Amazon's DE interview has 5 rounds: a SQL phone screen, plus 4 onsite rounds covering SQL, system design, Python, and behavioral. Every round evaluates Leadership Principles alongside technical skills. The bar raiser has veto power. This guide covers the exact structure, common questions, LP framing, and how to practice on DataDriven with Amazon-verified question patterns.
Interview rounds
Leadership Principles
Onsite duration
Bar raiser (veto power)
Amazon's DE interview process follows a predictable structure. Understanding the structure gives you a preparation advantage because you can allocate your practice time to match the actual round distribution.
The phone screen is your first technical hurdle. You'll share your screen on Amazon Chime and solve 2 SQL problems in a text editor (no IDE). The interviewer watches you code in real time. Most phone screens start with a Medium SQL problem (15 to 20 minutes) followed by a Hard problem (20 to 25 minutes). The last 5 to 10 minutes are a behavioral question. About 40% of candidates pass the phone screen.

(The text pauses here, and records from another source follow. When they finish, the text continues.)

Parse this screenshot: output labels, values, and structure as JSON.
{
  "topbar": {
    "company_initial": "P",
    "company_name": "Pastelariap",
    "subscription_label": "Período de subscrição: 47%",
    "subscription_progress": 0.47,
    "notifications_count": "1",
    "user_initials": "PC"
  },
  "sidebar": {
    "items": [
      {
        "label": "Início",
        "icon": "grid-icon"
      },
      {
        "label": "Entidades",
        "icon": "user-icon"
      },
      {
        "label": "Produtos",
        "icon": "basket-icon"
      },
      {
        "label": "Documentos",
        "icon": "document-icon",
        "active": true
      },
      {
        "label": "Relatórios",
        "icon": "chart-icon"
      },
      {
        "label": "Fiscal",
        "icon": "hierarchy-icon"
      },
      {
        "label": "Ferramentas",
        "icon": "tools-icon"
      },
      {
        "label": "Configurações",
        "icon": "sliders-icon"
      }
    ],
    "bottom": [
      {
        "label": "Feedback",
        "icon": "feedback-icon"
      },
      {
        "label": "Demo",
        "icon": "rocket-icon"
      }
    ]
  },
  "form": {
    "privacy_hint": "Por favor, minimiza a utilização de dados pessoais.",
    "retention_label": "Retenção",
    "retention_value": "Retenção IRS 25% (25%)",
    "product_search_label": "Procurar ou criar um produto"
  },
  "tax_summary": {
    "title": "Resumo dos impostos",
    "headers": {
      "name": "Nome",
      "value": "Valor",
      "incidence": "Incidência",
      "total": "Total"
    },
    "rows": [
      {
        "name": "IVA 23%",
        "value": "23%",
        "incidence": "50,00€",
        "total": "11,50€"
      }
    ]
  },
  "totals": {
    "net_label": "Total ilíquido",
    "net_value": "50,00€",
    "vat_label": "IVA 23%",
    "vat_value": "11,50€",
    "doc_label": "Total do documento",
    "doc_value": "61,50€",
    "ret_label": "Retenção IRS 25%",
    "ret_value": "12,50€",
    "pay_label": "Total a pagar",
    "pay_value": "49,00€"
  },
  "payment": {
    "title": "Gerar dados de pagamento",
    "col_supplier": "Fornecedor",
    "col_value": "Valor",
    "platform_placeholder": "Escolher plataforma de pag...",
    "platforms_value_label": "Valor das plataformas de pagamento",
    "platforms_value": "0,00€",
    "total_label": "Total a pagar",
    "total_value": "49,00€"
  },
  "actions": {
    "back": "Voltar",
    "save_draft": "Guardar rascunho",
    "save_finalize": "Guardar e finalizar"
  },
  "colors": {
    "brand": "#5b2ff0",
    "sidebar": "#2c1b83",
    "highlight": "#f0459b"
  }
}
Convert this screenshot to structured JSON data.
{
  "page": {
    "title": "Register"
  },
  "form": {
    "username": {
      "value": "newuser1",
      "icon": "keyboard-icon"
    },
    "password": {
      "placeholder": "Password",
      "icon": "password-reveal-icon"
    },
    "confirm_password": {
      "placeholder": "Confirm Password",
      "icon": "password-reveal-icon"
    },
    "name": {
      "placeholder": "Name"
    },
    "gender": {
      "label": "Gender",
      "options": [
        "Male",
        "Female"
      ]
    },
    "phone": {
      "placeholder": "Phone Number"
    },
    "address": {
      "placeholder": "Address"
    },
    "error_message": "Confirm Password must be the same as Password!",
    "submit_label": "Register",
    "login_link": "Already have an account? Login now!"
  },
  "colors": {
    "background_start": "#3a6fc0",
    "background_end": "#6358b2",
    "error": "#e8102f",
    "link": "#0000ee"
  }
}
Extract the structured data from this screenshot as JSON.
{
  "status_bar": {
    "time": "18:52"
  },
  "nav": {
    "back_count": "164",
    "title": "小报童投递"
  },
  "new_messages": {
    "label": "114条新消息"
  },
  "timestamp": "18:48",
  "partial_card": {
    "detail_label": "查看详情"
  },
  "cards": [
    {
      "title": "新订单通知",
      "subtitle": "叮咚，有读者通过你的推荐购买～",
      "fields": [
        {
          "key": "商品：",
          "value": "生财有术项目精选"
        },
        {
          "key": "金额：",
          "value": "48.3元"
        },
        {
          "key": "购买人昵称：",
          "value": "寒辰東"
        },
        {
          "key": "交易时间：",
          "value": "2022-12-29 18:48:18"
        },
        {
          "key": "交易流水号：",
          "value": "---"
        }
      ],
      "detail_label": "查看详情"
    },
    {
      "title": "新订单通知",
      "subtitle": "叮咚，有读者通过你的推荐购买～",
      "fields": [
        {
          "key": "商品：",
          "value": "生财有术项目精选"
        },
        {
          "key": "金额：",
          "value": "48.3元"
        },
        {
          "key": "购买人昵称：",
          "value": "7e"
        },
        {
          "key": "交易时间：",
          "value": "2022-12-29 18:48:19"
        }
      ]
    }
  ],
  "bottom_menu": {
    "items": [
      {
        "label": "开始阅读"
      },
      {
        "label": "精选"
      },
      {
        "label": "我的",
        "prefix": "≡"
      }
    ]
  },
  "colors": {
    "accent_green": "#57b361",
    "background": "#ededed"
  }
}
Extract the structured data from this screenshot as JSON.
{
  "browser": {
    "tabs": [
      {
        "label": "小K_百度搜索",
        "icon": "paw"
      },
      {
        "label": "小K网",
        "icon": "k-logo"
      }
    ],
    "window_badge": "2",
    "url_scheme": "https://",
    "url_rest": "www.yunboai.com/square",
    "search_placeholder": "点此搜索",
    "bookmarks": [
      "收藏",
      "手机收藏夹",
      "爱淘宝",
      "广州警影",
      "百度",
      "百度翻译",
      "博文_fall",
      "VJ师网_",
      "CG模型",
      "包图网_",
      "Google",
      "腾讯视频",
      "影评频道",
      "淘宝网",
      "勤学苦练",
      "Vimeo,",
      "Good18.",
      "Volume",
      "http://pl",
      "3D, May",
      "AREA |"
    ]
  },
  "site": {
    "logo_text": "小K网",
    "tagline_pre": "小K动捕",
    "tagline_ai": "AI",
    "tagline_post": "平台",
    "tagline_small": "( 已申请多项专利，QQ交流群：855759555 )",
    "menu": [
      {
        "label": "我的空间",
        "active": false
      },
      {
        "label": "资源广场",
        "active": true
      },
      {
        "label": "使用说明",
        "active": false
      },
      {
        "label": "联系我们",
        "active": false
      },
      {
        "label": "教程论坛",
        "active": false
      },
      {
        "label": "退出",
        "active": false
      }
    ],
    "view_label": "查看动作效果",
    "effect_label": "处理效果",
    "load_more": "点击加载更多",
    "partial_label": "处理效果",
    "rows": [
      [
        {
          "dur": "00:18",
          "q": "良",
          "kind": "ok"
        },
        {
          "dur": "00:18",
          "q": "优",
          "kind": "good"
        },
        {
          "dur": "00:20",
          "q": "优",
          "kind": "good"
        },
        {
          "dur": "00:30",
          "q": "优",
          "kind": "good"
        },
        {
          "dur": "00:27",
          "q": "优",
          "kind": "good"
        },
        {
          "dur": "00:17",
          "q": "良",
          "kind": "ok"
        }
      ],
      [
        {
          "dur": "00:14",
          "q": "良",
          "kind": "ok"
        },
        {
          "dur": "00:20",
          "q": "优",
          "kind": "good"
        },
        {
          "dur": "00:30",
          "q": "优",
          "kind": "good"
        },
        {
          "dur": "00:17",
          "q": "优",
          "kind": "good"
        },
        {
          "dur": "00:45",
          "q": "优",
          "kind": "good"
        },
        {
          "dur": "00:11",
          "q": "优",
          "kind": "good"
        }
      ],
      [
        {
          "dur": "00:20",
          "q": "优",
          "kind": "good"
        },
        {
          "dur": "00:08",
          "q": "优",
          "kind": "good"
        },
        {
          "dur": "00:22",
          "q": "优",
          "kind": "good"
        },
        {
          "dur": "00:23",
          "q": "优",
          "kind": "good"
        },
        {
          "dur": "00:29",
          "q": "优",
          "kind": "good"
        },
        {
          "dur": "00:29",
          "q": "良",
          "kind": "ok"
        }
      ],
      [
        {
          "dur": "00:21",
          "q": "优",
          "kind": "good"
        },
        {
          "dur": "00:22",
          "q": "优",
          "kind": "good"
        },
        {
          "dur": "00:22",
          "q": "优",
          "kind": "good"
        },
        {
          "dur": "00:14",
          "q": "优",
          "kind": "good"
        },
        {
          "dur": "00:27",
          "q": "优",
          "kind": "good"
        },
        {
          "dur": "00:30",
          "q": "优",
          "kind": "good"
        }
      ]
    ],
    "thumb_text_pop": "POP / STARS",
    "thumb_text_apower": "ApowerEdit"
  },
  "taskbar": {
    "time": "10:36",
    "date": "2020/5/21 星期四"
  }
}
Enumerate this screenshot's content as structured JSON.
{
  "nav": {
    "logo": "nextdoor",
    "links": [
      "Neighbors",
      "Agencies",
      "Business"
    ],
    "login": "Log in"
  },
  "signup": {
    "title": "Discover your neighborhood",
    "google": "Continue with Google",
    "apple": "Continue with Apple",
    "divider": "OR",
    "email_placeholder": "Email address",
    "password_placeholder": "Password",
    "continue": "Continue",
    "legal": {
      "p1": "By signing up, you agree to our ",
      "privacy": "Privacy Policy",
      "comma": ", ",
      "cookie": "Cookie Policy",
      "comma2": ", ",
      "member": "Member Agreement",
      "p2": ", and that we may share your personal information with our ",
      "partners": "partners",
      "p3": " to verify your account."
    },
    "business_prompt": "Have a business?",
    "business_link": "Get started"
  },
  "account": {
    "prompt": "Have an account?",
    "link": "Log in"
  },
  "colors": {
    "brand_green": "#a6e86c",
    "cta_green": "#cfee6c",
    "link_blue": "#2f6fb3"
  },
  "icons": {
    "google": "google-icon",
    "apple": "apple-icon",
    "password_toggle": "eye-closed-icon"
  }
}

This round goes deeper than the phone screen. You may be asked to design a schema first, then write queries against it. The problems are Hard difficulty and often involve multiple CTEs, window functions, and edge case handling. The interviewer probes your thought process and asks follow-up questions: 'What if the table has 10 billion rows? How would you optimize this query?'
You are given a scenario and asked to design the full data pipeline. Amazon system design questions often involve AWS services, though you don't need to know the exact API calls. The interviewer evaluates your ability to structure the problem, identify components, discuss trade-offs, and handle failure modes. You will draw a diagram (on a whiteboard or virtual whiteboard) and walk through the data flow from source to consumption.
Amazon Python rounds for DE roles test data manipulation, not algorithms. You'll parse files, process event streams, implement pipeline logic, or build a data validation function. Clean code matters: Amazon evaluates variable naming, error handling, and whether your code would survive a production code review. Write type hints and docstrings even in the interview.
Every question maps to 1 to 2 Leadership Principles. The interviewer asks follow-up questions to drill into the specifics of your story. Vague answers fail. Prepare 8 to 10 detailed STAR stories before the interview. Each story should cover: Situation (2 sentences), Task (1 sentence), Action (5 to 8 sentences with technical detail), Result (2 sentences with quantified impact).
Amazon has 16 Leadership Principles. All 16 can appear in your interview, but 6 appear most frequently for DE roles. For each one below, we include the specific DE context and what kind of story to prepare.
When designing a data pipeline, start with the analyst or business stakeholder who consumes the data. What SLA do they need? What query patterns will they run? Amazon interviewers want to hear that you designed your pipeline around the customer's needs, not around what was easiest to build.
You own your pipeline end to end. If it breaks at 3 AM, you fix it. If the data quality is wrong, you catch it before the stakeholder does. Tell stories about times you noticed a problem nobody assigned to you and fixed it anyway.
Describe a time you replaced a complex pipeline with a simpler one. Maybe you eliminated 3 intermediate tables by restructuring the SQL. Or you replaced a custom orchestration script with an Airflow DAG. Amazon values reducing complexity.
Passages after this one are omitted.